Contando con ella en el caso de la IMM, Bruera y González rastrearon algunos de los impactos del Programa de Igualdad de Oportunidades y Derechos (PIOD) puesto en marcha en 2002 , a través de su traducción presupuestal en 2003.

La primera dificultad fue la falta de indicadores específicos, que las confrontó con una masa de información “cifrada”, que se esforzaron en desagregar con ayuda de funcionarios contables y responsables del desarrollo de los programas.

Aún así, no pudieron abarcar todas las áreas, y se limitaron a investigar las marcas de aquellas acciones con indudable perspectiva de género o de impacto reconocido en las mujeres.

Seleccionaron algunos programas en salud, infancia, convenios educativo-laborales, cooperación internacional, adultos mayores, deportes y Comisión de la Mujer, respecto de los cuales identificaron beneficiarios, impactos directos e indirectos y sumas invertidas, con detalle de los destinos del gasto por grandes rubros.

ALGUNOS EJEMPLOS

A modo de ejemplo, el Programa de Atención Integral de la Salud de las Mujeres (PAIM), creado en l996, ejecutado por la División Salud y Programas Sociales de la IMM, registró en 2003, un año particularmente crítico para el país, el récord histórico de 77.322 atenciones que, calculadas a razón de 3 por mujer, benefició 25.744 usuarias, entre las cuales hubo 3.206 nuevas.

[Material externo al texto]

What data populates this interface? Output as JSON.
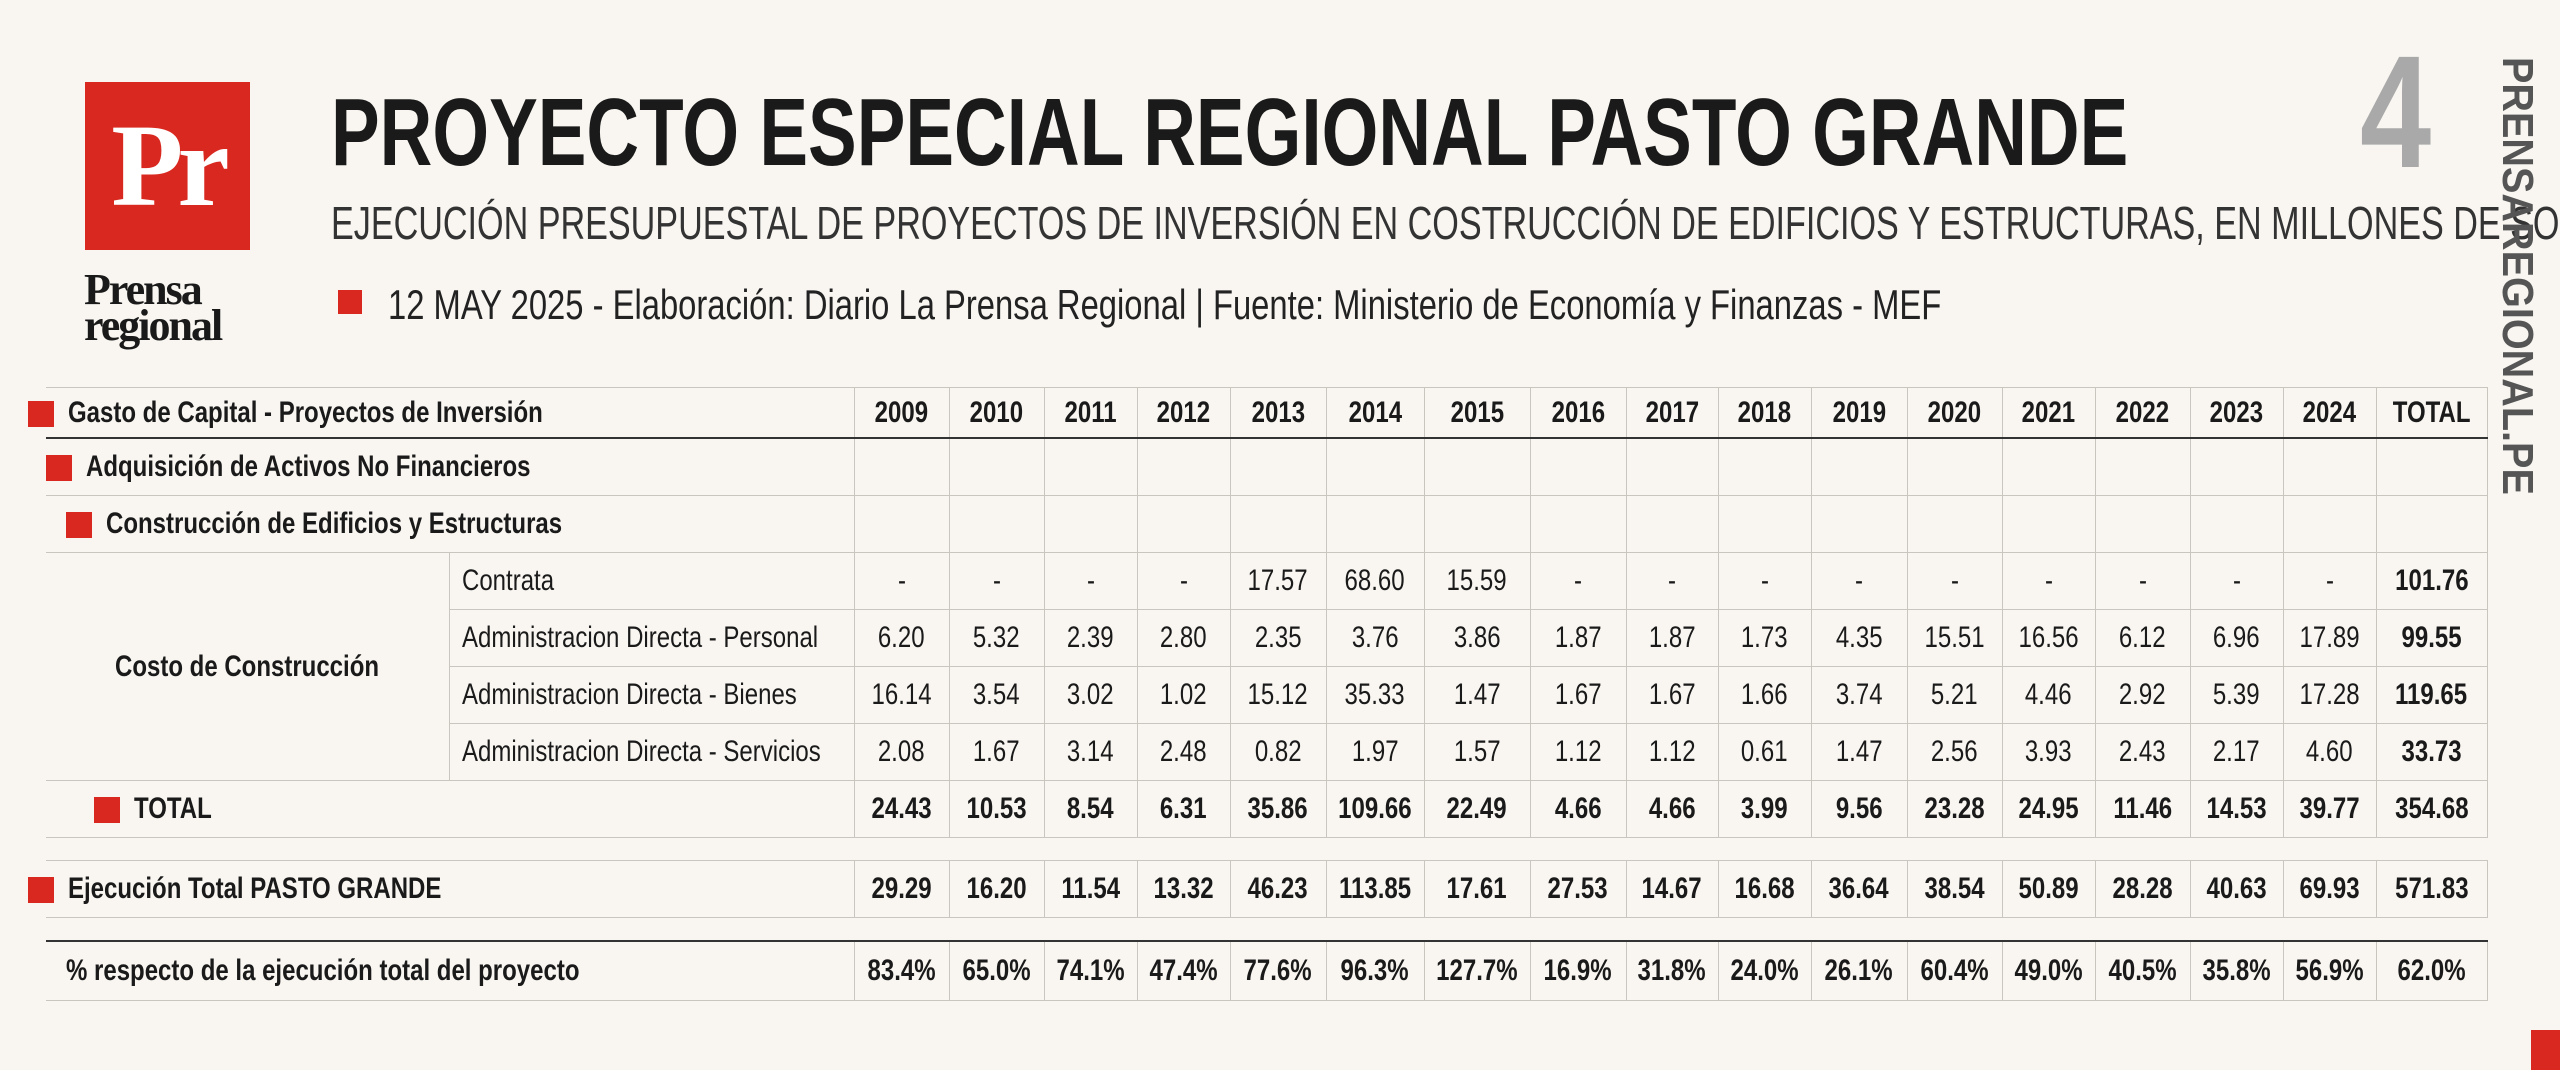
{
  "logo": {
    "mark": "Pr",
    "name_line1": "Prensa",
    "name_line2": "regional"
  },
  "header": {
    "title": "PROYECTO ESPECIAL REGIONAL PASTO GRANDE",
    "subtitle": "EJECUCIÓN PRESUPUESTAL DE PROYECTOS DE INVERSIÓN EN COSTRUCCIÓN DE EDIFICIOS Y ESTRUCTURAS, EN MILLONES DE SOLES",
    "dateline": "12 MAY 2025 -  Elaboración: Diario La Prensa Regional | Fuente: Ministerio de Economía y Finanzas - MEF",
    "page_number": "4",
    "site": "PRENSAREGIONAL.PE"
  },
  "colors": {
    "accent": "#d9281f",
    "background": "#f9f6f1"
  },
  "table": {
    "title": "Gasto de Capital - Proyectos de Inversión",
    "columns": [
      "2009",
      "2010",
      "2011",
      "2012",
      "2013",
      "2014",
      "2015",
      "2016",
      "2017",
      "2018",
      "2019",
      "2020",
      "2021",
      "2022",
      "2023",
      "2024",
      "TOTAL"
    ],
    "level1": "Adquisición de Activos No Financieros",
    "level2": "Construcción de Edificios y Estructuras",
    "group_label": "Costo de Construcción",
    "rows": [
      {
        "label": "Contrata",
        "values": [
          "-",
          "-",
          "-",
          "-",
          "17.57",
          "68.60",
          "15.59",
          "-",
          "-",
          "-",
          "-",
          "-",
          "-",
          "-",
          "-",
          "-",
          "101.76"
        ]
      },
      {
        "label": "Administracion Directa - Personal",
        "values": [
          "6.20",
          "5.32",
          "2.39",
          "2.80",
          "2.35",
          "3.76",
          "3.86",
          "1.87",
          "1.87",
          "1.73",
          "4.35",
          "15.51",
          "16.56",
          "6.12",
          "6.96",
          "17.89",
          "99.55"
        ]
      },
      {
        "label": "Administracion Directa - Bienes",
        "values": [
          "16.14",
          "3.54",
          "3.02",
          "1.02",
          "15.12",
          "35.33",
          "1.47",
          "1.67",
          "1.67",
          "1.66",
          "3.74",
          "5.21",
          "4.46",
          "2.92",
          "5.39",
          "17.28",
          "119.65"
        ]
      },
      {
        "label": "Administracion Directa - Servicios",
        "values": [
          "2.08",
          "1.67",
          "3.14",
          "2.48",
          "0.82",
          "1.97",
          "1.57",
          "1.12",
          "1.12",
          "0.61",
          "1.47",
          "2.56",
          "3.93",
          "2.43",
          "2.17",
          "4.60",
          "33.73"
        ]
      }
    ],
    "total": {
      "label": "TOTAL",
      "values": [
        "24.43",
        "10.53",
        "8.54",
        "6.31",
        "35.86",
        "109.66",
        "22.49",
        "4.66",
        "4.66",
        "3.99",
        "9.56",
        "23.28",
        "24.95",
        "11.46",
        "14.53",
        "39.77",
        "354.68"
      ]
    },
    "execution": {
      "label": "Ejecución Total PASTO GRANDE",
      "values": [
        "29.29",
        "16.20",
        "11.54",
        "13.32",
        "46.23",
        "113.85",
        "17.61",
        "27.53",
        "14.67",
        "16.68",
        "36.64",
        "38.54",
        "50.89",
        "28.28",
        "40.63",
        "69.93",
        "571.83"
      ]
    },
    "percent": {
      "label": "% respecto de la ejecución total del proyecto",
      "values": [
        "83.4%",
        "65.0%",
        "74.1%",
        "47.4%",
        "77.6%",
        "96.3%",
        "127.7%",
        "16.9%",
        "31.8%",
        "24.0%",
        "26.1%",
        "60.4%",
        "49.0%",
        "40.5%",
        "35.8%",
        "56.9%",
        "62.0%"
      ]
    }
  }
}
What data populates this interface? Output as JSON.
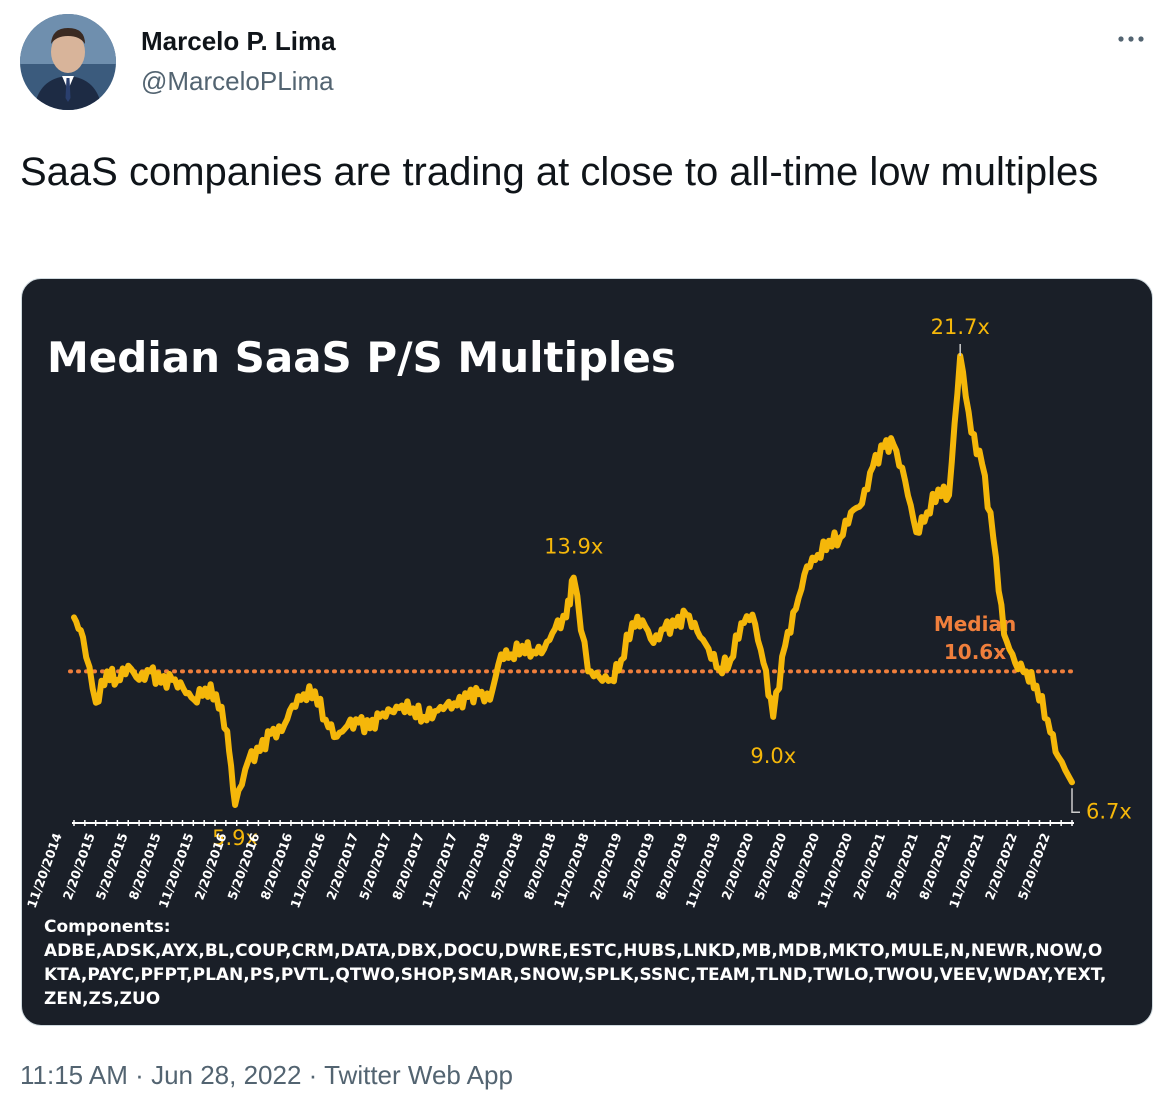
{
  "author": {
    "name": "Marcelo P. Lima",
    "handle": "@MarceloPLima"
  },
  "tweet": {
    "text": "SaaS companies are trading at close to all-time low multiples"
  },
  "footer": {
    "time": "11:15 AM",
    "date": "Jun 28, 2022",
    "source": "Twitter Web App",
    "separator": "·"
  },
  "icons": {
    "more": "more-horizontal-icon",
    "avatar": "profile-photo"
  },
  "colors": {
    "line": "#f5b70a",
    "median": "#f07f3c",
    "chart_bg": "#1a1f28",
    "text_muted": "#536471"
  },
  "chart_data": {
    "type": "line",
    "title": "Median SaaS P/S Multiples",
    "xlabel": "",
    "ylabel": "",
    "ylim": [
      4,
      23
    ],
    "x_tick_labels": [
      "11/20/2014",
      "2/20/2015",
      "5/20/2015",
      "8/20/2015",
      "11/20/2015",
      "2/20/2016",
      "5/20/2016",
      "8/20/2016",
      "11/20/2016",
      "2/20/2017",
      "5/20/2017",
      "8/20/2017",
      "11/20/2017",
      "2/20/2018",
      "5/20/2018",
      "8/20/2018",
      "11/20/2018",
      "2/20/2019",
      "5/20/2019",
      "8/20/2019",
      "11/20/2019",
      "2/20/2020",
      "5/20/2020",
      "8/20/2020",
      "11/20/2020",
      "2/20/2021",
      "5/20/2021",
      "8/20/2021",
      "11/20/2021",
      "2/20/2022",
      "5/20/2022"
    ],
    "series": [
      {
        "x": [
          "2014-11-20",
          "2014-12-15",
          "2015-01-20",
          "2015-02-20",
          "2015-03-20",
          "2015-04-20",
          "2015-05-20",
          "2015-06-20",
          "2015-07-20",
          "2015-08-20",
          "2015-09-20",
          "2015-10-20",
          "2015-11-20",
          "2015-12-20",
          "2016-01-20",
          "2016-02-11",
          "2016-03-20",
          "2016-04-20",
          "2016-05-20",
          "2016-06-20",
          "2016-07-20",
          "2016-08-20",
          "2016-09-20",
          "2016-10-20",
          "2016-11-20",
          "2016-12-20",
          "2017-01-20",
          "2017-02-20",
          "2017-03-20",
          "2017-04-20",
          "2017-05-20",
          "2017-06-20",
          "2017-07-20",
          "2017-08-20",
          "2017-09-20",
          "2017-10-20",
          "2017-11-20",
          "2017-12-20",
          "2018-01-20",
          "2018-02-20",
          "2018-03-20",
          "2018-04-20",
          "2018-05-20",
          "2018-06-20",
          "2018-07-20",
          "2018-08-20",
          "2018-09-10",
          "2018-10-20",
          "2018-11-20",
          "2018-12-24",
          "2019-01-20",
          "2019-02-20",
          "2019-03-20",
          "2019-04-20",
          "2019-05-20",
          "2019-06-20",
          "2019-07-20",
          "2019-08-20",
          "2019-09-20",
          "2019-10-20",
          "2019-11-20",
          "2019-12-20",
          "2020-01-20",
          "2020-02-20",
          "2020-03-18",
          "2020-04-20",
          "2020-05-20",
          "2020-06-20",
          "2020-07-20",
          "2020-08-20",
          "2020-09-20",
          "2020-10-20",
          "2020-11-20",
          "2020-12-20",
          "2021-01-20",
          "2021-02-15",
          "2021-03-20",
          "2021-04-20",
          "2021-05-20",
          "2021-06-20",
          "2021-07-20",
          "2021-08-20",
          "2021-09-20",
          "2021-10-20",
          "2021-11-20",
          "2021-12-20",
          "2022-01-20",
          "2022-02-20",
          "2022-03-20",
          "2022-04-20",
          "2022-05-20",
          "2022-06-27"
        ],
        "values": [
          12.5,
          11.8,
          9.5,
          10.6,
          10.3,
          10.8,
          10.3,
          10.6,
          10.2,
          10.3,
          10.0,
          9.6,
          10.0,
          9.8,
          8.5,
          5.9,
          7.5,
          7.8,
          8.4,
          8.5,
          9.4,
          9.8,
          9.9,
          8.9,
          8.3,
          8.7,
          8.8,
          8.6,
          9.0,
          9.2,
          9.4,
          9.3,
          9.0,
          9.2,
          9.4,
          9.4,
          9.7,
          9.8,
          9.6,
          11.2,
          11.2,
          11.5,
          11.3,
          11.4,
          12.1,
          12.5,
          13.9,
          10.6,
          10.4,
          10.3,
          11.0,
          12.3,
          12.4,
          11.6,
          12.1,
          12.2,
          12.6,
          12.0,
          11.4,
          10.7,
          11.0,
          12.3,
          12.6,
          10.9,
          9.0,
          11.5,
          12.8,
          14.3,
          14.7,
          15.2,
          15.3,
          16.2,
          16.5,
          17.8,
          18.5,
          18.6,
          17.3,
          15.5,
          16.2,
          17.0,
          16.8,
          21.7,
          19.0,
          17.9,
          15.3,
          11.9,
          10.9,
          10.6,
          10.1,
          8.9,
          7.6,
          6.7
        ]
      }
    ],
    "median": 10.6,
    "median_label": "Median",
    "median_value_label": "10.6x",
    "annotations": [
      {
        "label": "5.9x",
        "x": "2016-02-11",
        "y": 5.9
      },
      {
        "label": "13.9x",
        "x": "2018-09-10",
        "y": 13.9
      },
      {
        "label": "9.0x",
        "x": "2020-03-18",
        "y": 9.0
      },
      {
        "label": "21.7x",
        "x": "2021-08-20",
        "y": 21.7
      },
      {
        "label": "6.7x",
        "x": "2022-06-27",
        "y": 6.7
      }
    ],
    "components_title": "Components:",
    "components": "ADBE,ADSK,AYX,BL,COUP,CRM,DATA,DBX,DOCU,DWRE,ESTC,HUBS,LNKD,MB,MDB,MKTO,MULE,N,NEWR,NOW,OKTA,PAYC,PFPT,PLAN,PS,PVTL,QTWO,SHOP,SMAR,SNOW,SPLK,SSNC,TEAM,TLND,TWLO,TWOU,VEEV,WDAY,YEXT,ZEN,ZS,ZUO"
  }
}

Además de su significado en materia de reconocimiento y fortalecimiento de los derechos vinculados al manejo del cuerpo, la sexualidad y la reproducción, los impactos del PAIM deberán rastrearse en el mejoramiento de la calidad de los servicios y en sus potencialidades aglutinadoras y multiplicadoras a nivel comunitario, advierte el estudio.

El Programa Nuestros Niños, creado a comienzos de los 90, apoya la integración de mujeres en situaciones de pobreza al mercado de trabajo, a través de centros de educación inicial para sus hijas e hijos, cogestionados con asociaciones comunitarias.

Durante 2003, los l8 centros en funcionamiento atendieron a 974 niñas y niños, a los que deben sumarse 305 becas para servicios comunitarios privados.

Con el apoyo de la cooperación internacional, durante el año elegido para el análisis se financiaron 21 programas. En once de ellos está presente la perspectiva de género, y su desarrollo insumió 43 millones de los 57 así obtenidos.

De la Comisión de la Mujer depende el Servicio Telefónico de Apoyo a la Mujer en Situación de Violencia, que durante el 2003 recibió 5.359 llamadas.

La Comisión de la Mujer gestiona también los programas Comuna Mujer Fortalecimiento a los Liderazgos Femeninos, Adolescentes Promotores de Derechos, Empleo y Ciudadanía Activa de las Mujeres.

A pesar de la merma de ingresos durante 2003 en virtud de la crisis nacional, la IMM no recortó el gasto en proyectos sociales; tampoco los recursos asignados a la Comisión de la Mujer.

Comparando los resultados del estudio con algunos obtenidos en otras ciudades de América Latina, las investigadoras concluyen que la ecuación programas con sensibilidad al género/gasto social es más significativa en Montevideo que en otros países de la región.

Y seguramente lo sería aún más, si se hubieran podido contabilizar otras accciones cuyos gastos específicos se pierden en grandes rubros que no pudieron desagregar.